C’est la forêt des contes de notre enfance. Nous marchons en nous donnant la main. Nous nous arrêtons pour écouter le silence. Les rayons de soleil tombent du haut des branches en longues colonnes de poussière phosphorescente. À un moment - je m'étais un peu avancé pour courir après un écureuil - je me retourne, elle n'est plus là. Je l'appelle, ma voix résonne étrangement, mais elle ne reparaît pas. Je reviens sur mes pas. Il s’agit d’une plaisanterie bien sûr mais ce silence m'inquiète malgré tout. Pourquoi le prolonger ainsi ? Et je bats les buissons autour du chemin en continuant à l'appeler. Mon attente dure et elle ne reparaît toujours pas. Mon inquiétude devient réelle, la forêt me paraît soudain si grande, si sombre ! Que vais-je faire si elle ne revient pas ? J'appelle, j'appelle, il ne s'agit plus d'un jeu maintenant, je commence à courir, fou d'inquiétude... quand elle surgit tout à coup de derrière un buisson. Elle s'était bien cachée pour me faire une farce, mais pourquoi a-t-elle poussé la plaisanterie si loin ? Elle ne veut rien me dire, mystère !…

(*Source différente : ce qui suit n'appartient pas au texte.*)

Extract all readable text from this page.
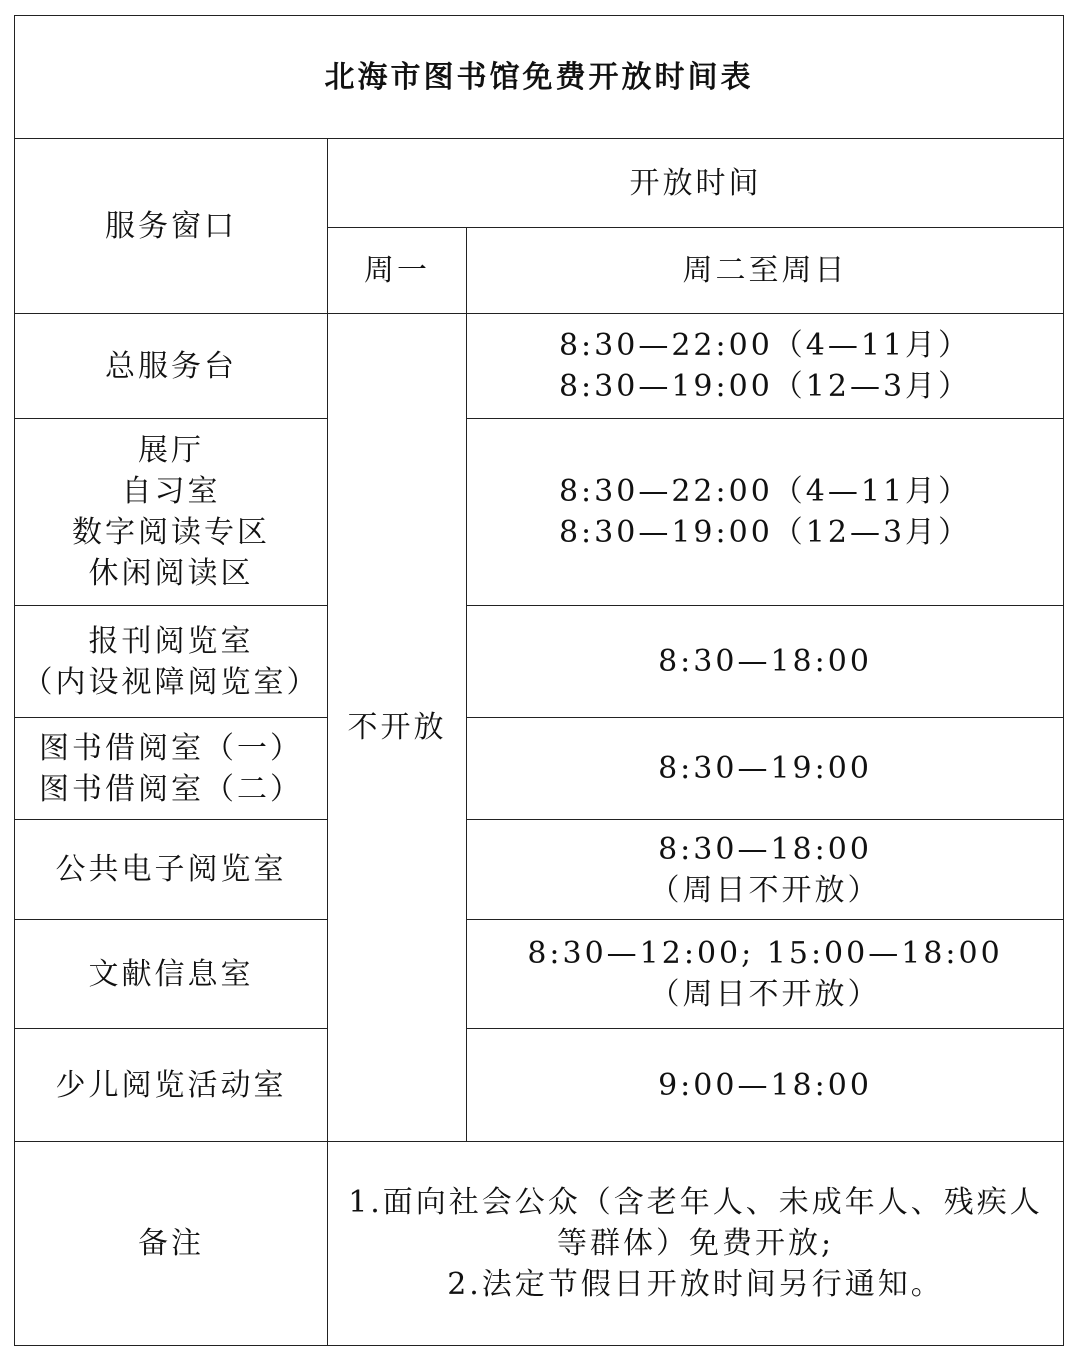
北海市图书馆免费开放时间表		
服务窗口	开放时间	
	周一	周二至周日

总服务台	不开放	8:30—22:00（4—11月）
8:30—19:00（12—3月）

展厅
自习室
数字阅读专区
休闲阅读区		8:30—22:00（4—11月）
8:30—19:00（12—3月）

报刊阅览室
（内设视障阅览室）		8:30—18:00

图书借阅室（一）
图书借阅室（二）		8:30—19:00

公共电子阅览室		8:30—18:00
（周日不开放）

文献信息室		8:30—12:00; 15:00—18:00
（周日不开放）

少儿阅览活动室		9:00—18:00

备注	1.面向社会公众（含老年人、未成年人、残疾人
等群体）免费开放;
2.法定节假日开放时间另行通知。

Le lendemain nous n'avions pas fait de projets. Il faisait toujours aussi idéalement beau. Nous sommes allés dans un champ où je l’ai prise en photo. Assise, debout, allongée dans l’herbe. Je la photographiais, je l'embrassais, je la caressais et la photographiais de nouveau. Les insectes bourdonnaient autour de nous, la chaleur était devenue oppressante. Au bout d'un moment nous nous sommes arrêtés dans nos ébats et une longue conversation s’est engagée entre nous, une de ces conversations vagues comme on en a quand il fait chaud et que l'esprit s'assoupit doucement. Nous parlions de la société et de son devenir. Petra avait des opinions modérée, plus prudentes que les miennes, elle s'inquiétait à l'idée de tout bouleverser. Moi, je ne faisais aucune concession : Je ne voyais qu’une seule issue, la révolution ! Il fallait modifier les rapports entre les gens, par la force au besoin, et je lui disais qu'elle était trop bourgeoise, trop soumise. Je n'écoutais pas ce qu'elle me répondait, je pensais simplement à la chaleur, au bourdonnement des insectes, et à la vie qui m'attendait à Paris quand je serais revenu.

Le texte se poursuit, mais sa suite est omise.